En réalité, il n’y a aucune chance, indiquent Les Echos, non seulement parce qu’elle n’est soutenue que par l’extrême droite, mais aussi parce qu’au sein du parti AUR (affilié à ECR) de Gheorghe Piperea, deux tiers des membres de l’ECR ne l’ont pas soutenue. La dirigeante allemande s’en est tout de même prise aux élus «antivaccins» et admirateurs «de Poutine», réclamant aux «forces pro-européennes et pro-démocratiques de cette Assemblée» de ne pas voter cette motion.
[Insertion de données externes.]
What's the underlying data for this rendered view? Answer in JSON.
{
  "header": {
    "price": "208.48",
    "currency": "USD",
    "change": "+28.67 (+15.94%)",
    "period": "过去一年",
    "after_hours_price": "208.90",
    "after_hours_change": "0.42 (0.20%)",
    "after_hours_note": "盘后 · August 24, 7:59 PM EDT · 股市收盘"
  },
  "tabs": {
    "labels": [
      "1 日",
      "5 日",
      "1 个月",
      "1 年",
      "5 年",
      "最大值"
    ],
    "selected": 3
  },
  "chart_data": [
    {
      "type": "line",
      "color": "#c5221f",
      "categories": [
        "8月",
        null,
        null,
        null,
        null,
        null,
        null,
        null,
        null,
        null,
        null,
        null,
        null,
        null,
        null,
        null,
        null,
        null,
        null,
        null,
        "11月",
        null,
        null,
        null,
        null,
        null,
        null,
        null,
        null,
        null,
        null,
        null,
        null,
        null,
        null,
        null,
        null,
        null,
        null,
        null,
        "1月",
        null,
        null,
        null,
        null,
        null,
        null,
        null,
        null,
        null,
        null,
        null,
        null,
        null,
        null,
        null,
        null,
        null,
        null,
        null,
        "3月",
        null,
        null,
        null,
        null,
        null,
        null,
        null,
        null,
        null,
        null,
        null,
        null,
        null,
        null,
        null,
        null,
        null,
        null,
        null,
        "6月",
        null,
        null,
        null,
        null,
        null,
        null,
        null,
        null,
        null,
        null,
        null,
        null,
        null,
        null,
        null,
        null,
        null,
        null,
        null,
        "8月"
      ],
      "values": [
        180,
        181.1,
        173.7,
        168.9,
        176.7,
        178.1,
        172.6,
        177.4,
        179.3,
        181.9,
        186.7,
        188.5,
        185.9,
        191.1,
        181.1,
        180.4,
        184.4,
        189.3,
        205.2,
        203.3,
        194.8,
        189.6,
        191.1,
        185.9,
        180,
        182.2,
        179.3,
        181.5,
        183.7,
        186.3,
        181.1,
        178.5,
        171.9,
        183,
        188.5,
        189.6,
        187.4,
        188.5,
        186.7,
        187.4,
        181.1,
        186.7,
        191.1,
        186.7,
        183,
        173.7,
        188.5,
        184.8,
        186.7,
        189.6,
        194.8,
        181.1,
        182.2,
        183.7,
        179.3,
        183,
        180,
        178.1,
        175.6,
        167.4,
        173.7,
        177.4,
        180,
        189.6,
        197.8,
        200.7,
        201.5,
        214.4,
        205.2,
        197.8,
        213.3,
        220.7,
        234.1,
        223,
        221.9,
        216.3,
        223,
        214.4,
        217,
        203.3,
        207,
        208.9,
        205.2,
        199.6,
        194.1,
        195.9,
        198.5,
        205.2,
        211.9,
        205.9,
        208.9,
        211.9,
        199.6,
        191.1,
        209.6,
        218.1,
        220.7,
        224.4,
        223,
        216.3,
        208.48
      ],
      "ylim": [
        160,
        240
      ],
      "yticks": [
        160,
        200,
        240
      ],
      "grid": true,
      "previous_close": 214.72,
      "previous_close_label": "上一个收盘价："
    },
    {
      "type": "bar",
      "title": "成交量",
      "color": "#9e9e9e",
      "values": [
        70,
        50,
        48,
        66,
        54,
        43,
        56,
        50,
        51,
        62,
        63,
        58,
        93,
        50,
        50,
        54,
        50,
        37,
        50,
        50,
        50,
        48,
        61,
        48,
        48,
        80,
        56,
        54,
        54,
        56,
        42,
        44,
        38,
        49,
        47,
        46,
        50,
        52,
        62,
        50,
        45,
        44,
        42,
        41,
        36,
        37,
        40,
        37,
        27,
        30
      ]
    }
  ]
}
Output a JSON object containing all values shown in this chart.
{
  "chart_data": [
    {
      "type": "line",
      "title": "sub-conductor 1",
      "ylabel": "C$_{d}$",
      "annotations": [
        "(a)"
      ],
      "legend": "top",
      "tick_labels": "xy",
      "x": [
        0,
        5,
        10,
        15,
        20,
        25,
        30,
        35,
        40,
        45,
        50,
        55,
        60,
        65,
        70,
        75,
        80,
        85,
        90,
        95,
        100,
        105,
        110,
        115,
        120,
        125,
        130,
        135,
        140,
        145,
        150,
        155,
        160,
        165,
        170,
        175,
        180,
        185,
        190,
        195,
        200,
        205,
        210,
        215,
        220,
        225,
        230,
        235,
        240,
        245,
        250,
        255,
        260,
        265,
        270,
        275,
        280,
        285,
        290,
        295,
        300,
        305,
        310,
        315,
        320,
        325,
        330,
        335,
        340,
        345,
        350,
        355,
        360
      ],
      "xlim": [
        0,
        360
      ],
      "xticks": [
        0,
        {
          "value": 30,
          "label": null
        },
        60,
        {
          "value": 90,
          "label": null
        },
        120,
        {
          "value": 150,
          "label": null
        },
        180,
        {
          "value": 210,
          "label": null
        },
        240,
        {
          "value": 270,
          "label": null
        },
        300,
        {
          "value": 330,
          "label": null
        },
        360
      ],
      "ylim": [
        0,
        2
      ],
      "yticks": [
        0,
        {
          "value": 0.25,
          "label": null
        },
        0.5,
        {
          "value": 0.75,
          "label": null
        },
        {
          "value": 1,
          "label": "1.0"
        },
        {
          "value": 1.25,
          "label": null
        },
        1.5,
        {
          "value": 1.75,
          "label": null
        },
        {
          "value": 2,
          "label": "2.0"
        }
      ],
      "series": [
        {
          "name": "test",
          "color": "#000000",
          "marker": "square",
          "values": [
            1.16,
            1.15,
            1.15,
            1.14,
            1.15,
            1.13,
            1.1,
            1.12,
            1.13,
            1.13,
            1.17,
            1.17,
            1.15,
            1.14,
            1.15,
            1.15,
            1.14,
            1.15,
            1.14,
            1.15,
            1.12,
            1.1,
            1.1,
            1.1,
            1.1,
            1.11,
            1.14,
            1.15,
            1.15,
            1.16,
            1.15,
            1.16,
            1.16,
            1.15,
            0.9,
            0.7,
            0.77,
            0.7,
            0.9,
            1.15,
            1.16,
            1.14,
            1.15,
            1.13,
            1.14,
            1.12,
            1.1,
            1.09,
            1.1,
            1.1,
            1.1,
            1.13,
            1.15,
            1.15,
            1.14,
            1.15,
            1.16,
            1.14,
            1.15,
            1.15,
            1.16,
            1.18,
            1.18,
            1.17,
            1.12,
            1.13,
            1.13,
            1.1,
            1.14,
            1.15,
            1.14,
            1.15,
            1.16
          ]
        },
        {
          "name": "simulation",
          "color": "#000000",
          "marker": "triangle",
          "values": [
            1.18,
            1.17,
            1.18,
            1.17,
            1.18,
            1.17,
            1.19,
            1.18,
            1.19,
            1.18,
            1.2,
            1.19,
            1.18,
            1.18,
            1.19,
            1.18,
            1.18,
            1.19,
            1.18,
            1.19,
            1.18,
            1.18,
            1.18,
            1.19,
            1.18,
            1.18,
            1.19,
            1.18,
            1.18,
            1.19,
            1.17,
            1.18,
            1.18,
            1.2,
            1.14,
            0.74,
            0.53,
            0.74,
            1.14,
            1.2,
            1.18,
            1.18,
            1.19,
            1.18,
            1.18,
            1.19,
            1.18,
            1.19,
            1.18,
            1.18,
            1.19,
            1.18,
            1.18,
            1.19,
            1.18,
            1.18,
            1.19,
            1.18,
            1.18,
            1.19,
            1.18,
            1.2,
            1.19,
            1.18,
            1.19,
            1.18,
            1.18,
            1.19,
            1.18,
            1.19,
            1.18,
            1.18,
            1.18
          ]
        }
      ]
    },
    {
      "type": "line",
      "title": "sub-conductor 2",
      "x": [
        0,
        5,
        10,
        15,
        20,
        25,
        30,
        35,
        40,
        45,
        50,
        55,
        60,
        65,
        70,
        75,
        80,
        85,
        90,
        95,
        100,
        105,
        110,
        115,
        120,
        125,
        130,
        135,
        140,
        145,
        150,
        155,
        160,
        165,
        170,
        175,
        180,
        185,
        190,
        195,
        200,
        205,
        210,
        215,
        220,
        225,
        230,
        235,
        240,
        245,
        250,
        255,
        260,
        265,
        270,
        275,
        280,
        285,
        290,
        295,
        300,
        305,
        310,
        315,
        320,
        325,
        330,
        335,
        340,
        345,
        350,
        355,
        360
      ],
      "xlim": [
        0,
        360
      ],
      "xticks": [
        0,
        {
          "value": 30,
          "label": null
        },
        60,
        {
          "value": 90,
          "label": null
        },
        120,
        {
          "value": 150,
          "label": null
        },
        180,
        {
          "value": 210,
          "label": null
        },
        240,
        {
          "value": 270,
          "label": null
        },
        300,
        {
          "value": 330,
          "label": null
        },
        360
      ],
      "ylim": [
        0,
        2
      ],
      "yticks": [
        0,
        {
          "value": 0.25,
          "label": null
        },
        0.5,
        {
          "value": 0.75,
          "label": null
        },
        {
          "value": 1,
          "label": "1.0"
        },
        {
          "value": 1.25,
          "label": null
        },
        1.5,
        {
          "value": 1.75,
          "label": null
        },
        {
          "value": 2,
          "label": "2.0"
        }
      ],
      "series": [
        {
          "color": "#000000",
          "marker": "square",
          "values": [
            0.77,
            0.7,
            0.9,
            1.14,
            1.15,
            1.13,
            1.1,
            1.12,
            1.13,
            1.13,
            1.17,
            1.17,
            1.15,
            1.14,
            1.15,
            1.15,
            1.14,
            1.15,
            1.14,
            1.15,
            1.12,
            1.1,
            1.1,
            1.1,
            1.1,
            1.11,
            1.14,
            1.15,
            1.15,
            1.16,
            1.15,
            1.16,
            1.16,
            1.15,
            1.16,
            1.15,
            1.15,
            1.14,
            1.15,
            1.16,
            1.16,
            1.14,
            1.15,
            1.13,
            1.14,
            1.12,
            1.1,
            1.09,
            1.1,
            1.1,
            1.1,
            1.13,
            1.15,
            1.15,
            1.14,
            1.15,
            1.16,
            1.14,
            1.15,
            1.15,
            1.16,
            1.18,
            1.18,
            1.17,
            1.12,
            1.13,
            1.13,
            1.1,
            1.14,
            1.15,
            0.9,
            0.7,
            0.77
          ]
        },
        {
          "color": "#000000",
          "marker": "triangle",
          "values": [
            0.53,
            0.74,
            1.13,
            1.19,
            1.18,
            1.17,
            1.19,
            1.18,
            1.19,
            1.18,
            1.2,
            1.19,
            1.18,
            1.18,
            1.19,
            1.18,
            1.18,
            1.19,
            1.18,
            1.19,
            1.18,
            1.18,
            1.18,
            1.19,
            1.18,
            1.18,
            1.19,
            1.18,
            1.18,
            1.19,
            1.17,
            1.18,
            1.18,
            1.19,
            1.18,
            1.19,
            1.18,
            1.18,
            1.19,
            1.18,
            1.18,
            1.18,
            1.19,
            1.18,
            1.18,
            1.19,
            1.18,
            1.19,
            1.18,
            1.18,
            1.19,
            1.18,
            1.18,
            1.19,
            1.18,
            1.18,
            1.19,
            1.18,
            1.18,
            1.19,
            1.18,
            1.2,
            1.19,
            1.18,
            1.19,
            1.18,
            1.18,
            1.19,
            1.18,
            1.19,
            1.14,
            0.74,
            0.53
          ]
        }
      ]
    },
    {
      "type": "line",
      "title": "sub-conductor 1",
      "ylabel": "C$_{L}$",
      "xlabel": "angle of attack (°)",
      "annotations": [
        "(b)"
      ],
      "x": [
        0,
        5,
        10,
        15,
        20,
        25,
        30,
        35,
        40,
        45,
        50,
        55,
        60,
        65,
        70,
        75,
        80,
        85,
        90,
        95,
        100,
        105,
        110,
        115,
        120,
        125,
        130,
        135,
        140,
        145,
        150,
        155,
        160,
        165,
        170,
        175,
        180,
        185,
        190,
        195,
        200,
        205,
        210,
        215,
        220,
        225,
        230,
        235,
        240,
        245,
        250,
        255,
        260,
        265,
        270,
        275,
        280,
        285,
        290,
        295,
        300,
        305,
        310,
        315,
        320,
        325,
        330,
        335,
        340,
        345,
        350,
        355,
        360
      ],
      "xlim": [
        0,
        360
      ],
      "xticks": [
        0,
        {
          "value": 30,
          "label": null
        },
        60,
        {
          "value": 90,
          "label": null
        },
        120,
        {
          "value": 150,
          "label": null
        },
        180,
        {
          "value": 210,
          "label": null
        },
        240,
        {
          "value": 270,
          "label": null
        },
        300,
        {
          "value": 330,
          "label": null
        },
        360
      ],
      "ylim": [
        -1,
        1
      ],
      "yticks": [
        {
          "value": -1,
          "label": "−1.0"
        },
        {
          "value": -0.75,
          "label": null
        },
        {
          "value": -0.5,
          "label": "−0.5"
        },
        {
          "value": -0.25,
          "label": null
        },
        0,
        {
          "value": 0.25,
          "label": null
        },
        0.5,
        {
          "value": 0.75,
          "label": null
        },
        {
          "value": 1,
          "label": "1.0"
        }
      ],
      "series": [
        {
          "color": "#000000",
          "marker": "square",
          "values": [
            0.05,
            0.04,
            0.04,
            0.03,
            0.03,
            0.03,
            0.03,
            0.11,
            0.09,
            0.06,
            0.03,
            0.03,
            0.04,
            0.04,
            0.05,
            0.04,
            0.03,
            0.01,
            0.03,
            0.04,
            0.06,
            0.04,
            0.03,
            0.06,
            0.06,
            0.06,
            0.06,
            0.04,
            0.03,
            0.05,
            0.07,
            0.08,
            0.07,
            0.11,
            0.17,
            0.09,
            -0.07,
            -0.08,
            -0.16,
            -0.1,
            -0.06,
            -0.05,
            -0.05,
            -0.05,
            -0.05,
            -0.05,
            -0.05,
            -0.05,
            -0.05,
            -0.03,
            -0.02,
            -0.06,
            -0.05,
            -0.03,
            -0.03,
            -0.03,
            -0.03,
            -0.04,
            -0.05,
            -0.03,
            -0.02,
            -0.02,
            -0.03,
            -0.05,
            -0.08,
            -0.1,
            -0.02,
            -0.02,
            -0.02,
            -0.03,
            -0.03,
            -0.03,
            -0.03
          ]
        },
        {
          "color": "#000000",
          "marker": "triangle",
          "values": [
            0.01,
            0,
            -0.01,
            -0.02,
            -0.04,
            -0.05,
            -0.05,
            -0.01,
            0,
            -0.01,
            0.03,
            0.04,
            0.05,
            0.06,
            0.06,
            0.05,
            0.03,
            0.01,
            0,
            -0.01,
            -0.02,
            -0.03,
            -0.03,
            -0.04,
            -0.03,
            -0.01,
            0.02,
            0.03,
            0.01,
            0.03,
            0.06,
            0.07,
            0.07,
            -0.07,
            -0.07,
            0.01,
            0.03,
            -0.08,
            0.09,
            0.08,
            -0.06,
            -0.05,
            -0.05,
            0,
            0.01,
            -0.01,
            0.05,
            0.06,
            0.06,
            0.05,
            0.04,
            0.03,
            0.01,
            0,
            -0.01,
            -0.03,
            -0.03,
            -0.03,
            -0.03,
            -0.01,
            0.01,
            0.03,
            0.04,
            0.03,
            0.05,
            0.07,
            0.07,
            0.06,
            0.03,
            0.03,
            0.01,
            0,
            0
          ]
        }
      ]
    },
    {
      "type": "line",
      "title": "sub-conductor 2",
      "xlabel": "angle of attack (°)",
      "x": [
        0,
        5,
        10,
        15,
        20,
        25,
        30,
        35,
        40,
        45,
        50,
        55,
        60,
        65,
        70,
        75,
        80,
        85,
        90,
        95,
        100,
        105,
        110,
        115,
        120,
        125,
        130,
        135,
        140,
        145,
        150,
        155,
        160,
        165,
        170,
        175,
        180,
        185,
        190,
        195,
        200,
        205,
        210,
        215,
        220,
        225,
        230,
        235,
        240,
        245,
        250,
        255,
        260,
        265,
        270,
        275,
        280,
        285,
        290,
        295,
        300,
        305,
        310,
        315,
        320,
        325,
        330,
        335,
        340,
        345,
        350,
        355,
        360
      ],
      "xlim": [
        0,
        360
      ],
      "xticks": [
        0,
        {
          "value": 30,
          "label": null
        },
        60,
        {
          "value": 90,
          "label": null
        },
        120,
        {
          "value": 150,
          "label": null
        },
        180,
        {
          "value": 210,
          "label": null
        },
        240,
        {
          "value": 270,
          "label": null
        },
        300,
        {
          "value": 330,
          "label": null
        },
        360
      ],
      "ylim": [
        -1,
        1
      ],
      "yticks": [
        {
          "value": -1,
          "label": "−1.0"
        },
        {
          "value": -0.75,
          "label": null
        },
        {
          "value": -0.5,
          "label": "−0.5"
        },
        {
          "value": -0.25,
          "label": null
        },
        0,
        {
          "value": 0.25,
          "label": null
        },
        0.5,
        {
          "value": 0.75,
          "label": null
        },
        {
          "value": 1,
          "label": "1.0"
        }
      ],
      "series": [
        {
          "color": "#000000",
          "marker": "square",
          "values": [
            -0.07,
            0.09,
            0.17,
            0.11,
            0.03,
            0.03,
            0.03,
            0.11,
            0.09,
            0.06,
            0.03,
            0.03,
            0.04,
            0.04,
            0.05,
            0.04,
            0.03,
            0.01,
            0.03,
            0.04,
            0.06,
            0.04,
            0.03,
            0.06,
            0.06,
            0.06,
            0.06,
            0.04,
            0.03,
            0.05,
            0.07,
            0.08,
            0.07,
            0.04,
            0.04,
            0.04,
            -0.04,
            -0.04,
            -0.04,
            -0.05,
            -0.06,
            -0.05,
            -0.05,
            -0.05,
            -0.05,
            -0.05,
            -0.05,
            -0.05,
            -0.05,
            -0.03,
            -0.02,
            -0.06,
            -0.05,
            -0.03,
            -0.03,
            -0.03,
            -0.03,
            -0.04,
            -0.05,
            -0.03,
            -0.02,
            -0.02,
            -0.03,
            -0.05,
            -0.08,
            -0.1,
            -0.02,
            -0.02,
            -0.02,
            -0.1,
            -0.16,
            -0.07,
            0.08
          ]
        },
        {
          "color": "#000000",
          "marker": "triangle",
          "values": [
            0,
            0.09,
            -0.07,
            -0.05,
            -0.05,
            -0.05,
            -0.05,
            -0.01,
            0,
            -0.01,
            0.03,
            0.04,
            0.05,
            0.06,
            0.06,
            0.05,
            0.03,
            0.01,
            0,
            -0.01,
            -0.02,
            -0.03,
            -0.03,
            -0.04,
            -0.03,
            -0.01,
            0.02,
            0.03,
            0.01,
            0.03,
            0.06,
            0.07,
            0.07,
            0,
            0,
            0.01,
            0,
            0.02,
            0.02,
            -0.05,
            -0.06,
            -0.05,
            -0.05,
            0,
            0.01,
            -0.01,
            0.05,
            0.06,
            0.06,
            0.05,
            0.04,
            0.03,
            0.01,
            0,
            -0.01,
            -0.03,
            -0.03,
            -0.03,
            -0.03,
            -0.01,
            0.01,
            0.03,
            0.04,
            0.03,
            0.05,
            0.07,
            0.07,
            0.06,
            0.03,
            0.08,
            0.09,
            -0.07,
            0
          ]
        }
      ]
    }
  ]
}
Toutefois, au-delà de cette motion de censure, ces débats ont mis au jour son manque de transparence et sa gestion trop centralisée.

Une «commission trop centralisée et sclérosée»

Car si, lors de sa réélection, Ursula von der Leyen avait donné des gages à plusieurs partis, les conservateurs du PPE, les socialistes du groupe S&D et les centristes de Renew, afin de faire appliquer le Pacte vert, le glissement des conservateurs pro-européens du PPE vers l’extrême droite (dont le Rassemblement national, le Vlaams Belang belge et le Fidesz hongrois) a tourné au règlement de comptes, indiquent nos confrères. «Voulez-vous gouverner avec ceux qui veulent détruire l’Europe, ou avec ceux qui se battent chaque jour pour la construire ?», a lancé la cheffe des sociaux-démocrates, Iratxe García Pérez, dans des propos relayés par Courrier international.

De son côté, la présidente des centristes, la Française Valérie Hayer, a fustigé une «Commission trop centralisée et sclérosée». Sur la méthode, la présidente de la Commission européenne a justifié son recours à l’article 122 (le 49.3 européen) et a assuré aux élus «entendre [leurs] préoccupations avec force et clarté». Mais Valérie Hayer est allée encore plus loin, en réclamant à Ursula von der Leyen de «ramener de l'ordre dans [sa] famille politique».

Puis, elle l’a questionnée sur de nombreux dossiers : «On en est où de l'application du rapport Draghi ? On en est où de l'Union des marchés de capitaux ? On en est où de la protection des mineurs sur les réseaux sociaux ?» Si le PPE, et le chef de la droite, l'Allemand Manfred Weber, ont fait bloc autour de la présidente de la Commission européenne, le malaise politique actuel a été révélé au grand jour. Pour rappel, jamais une Commission n'a été censurée à Strasbourg.